The bulk of the film emulates one of the most popular tropes of western films: the mysterious stranger who rescues an embattled family, whose property is desired by one or more grasping money-men. When Cole arrives at Landers’ home, Landers’ wife Mary Anne holds a rifle on him, and he disarms her, all of which goes to proving how much the two owners of the property are under siege by an evil millionaire, Venarius (Christopher George). Venarius keeps throwing nasty henchmen at Landers and his wife, and Cole devastates all comers, until the rich guy finally gets an emissary to find him another ninja. One guess who.
Though there’s nothing original about the plot, Golan and scriptwriter Dick Desmond toss in a lot of mildly amusing business in between fight-scenes, particularly in the depiction of Venarius’ comical henchmen. In contrast, most ninja-flicks are pretty short on amusing bits, and thus ENTER’s biggest flaw is not the dull parts between the fights, but the star of the show. For some reason, Franco Nero, despite having essayed the role of Django, one of the most memorable spaghetti-western heroes, walks through his role, looking perpetually annoyed rather than seeming to be a tower of strength. Even when his buddy’s wife begins an affair with him—something Shane certainly would never have done—Cole always looks sour and maybe a little dyspeptic.

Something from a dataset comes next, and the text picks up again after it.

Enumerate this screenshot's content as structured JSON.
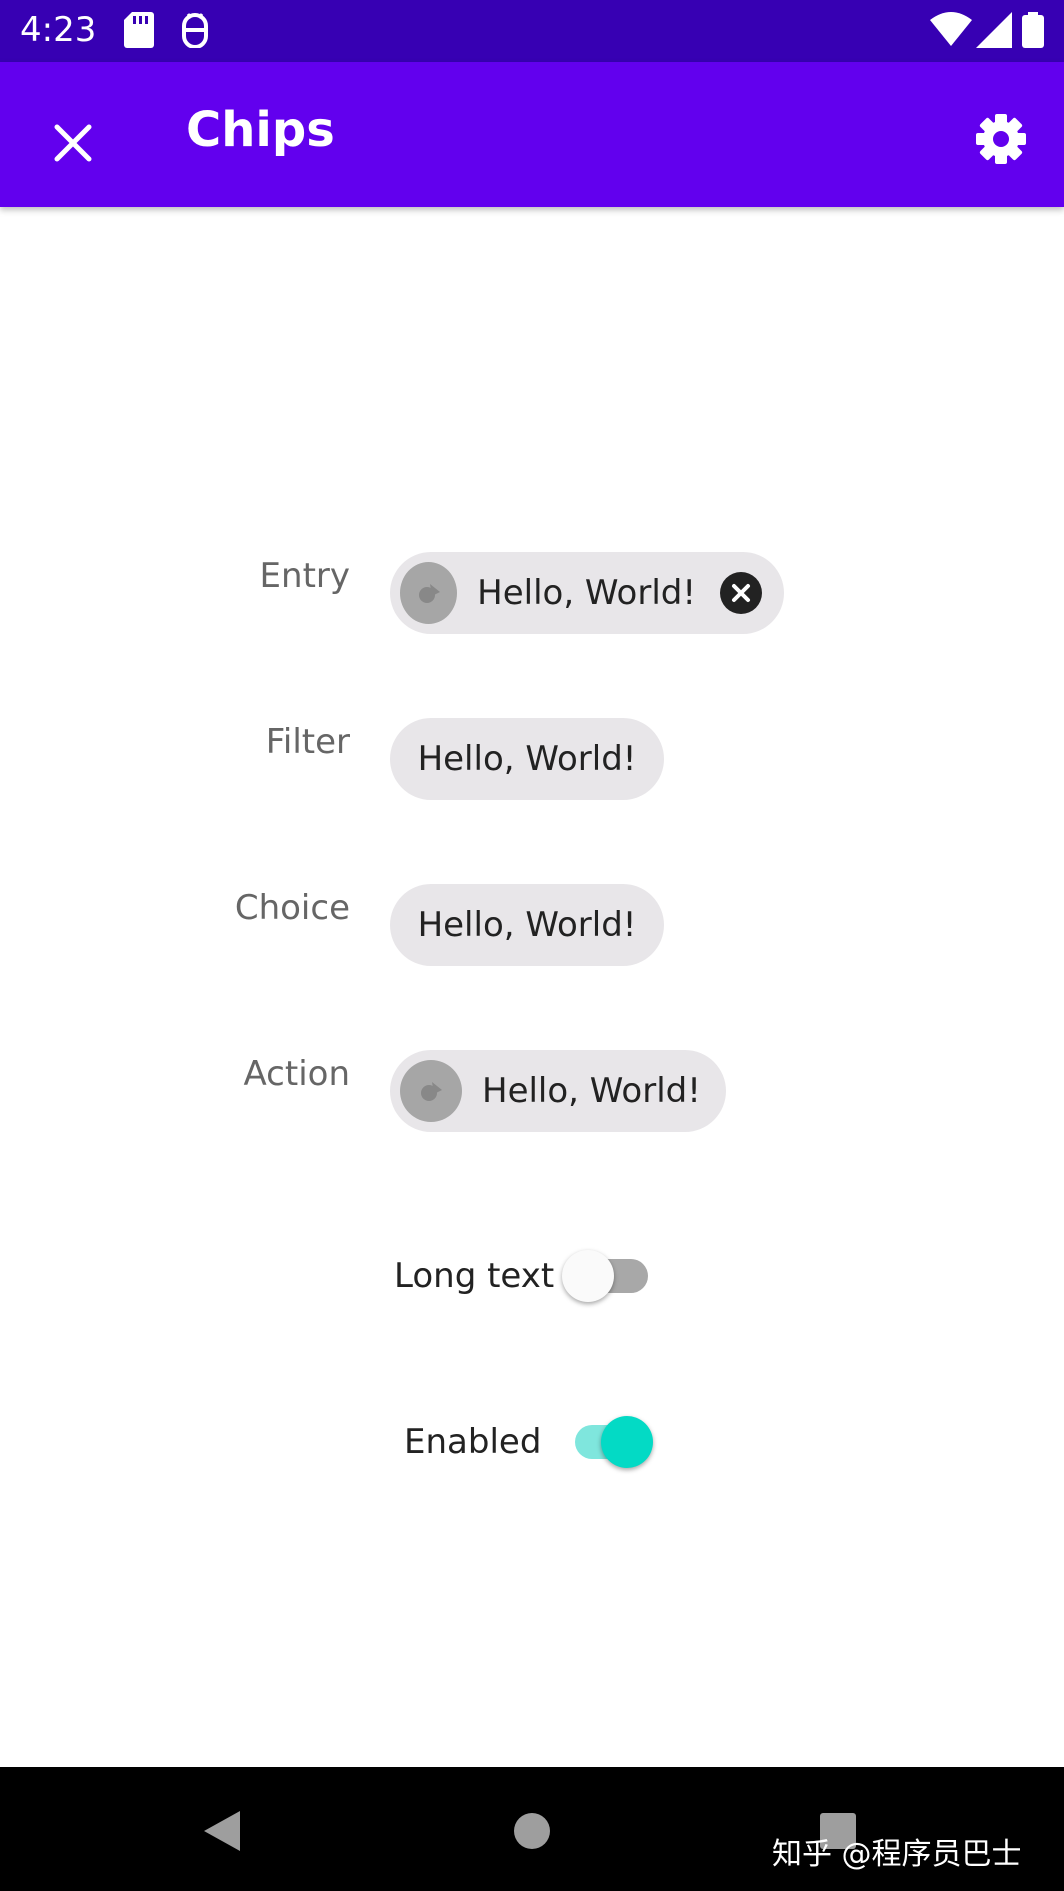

There aren’t a lot of exotic ninja weapons here, so the uncanny phenomenality inheres wholly in the costumes worn by both Cole and his opponent. Strangely, though Sho Kosugi’s performance isn’t much better than Nero’s, Kosugi was promoted to hero-status in the next two “ninja-hero” films from Golan and Globus, one of the few times an Asian got to portray such a protagonist in an American film.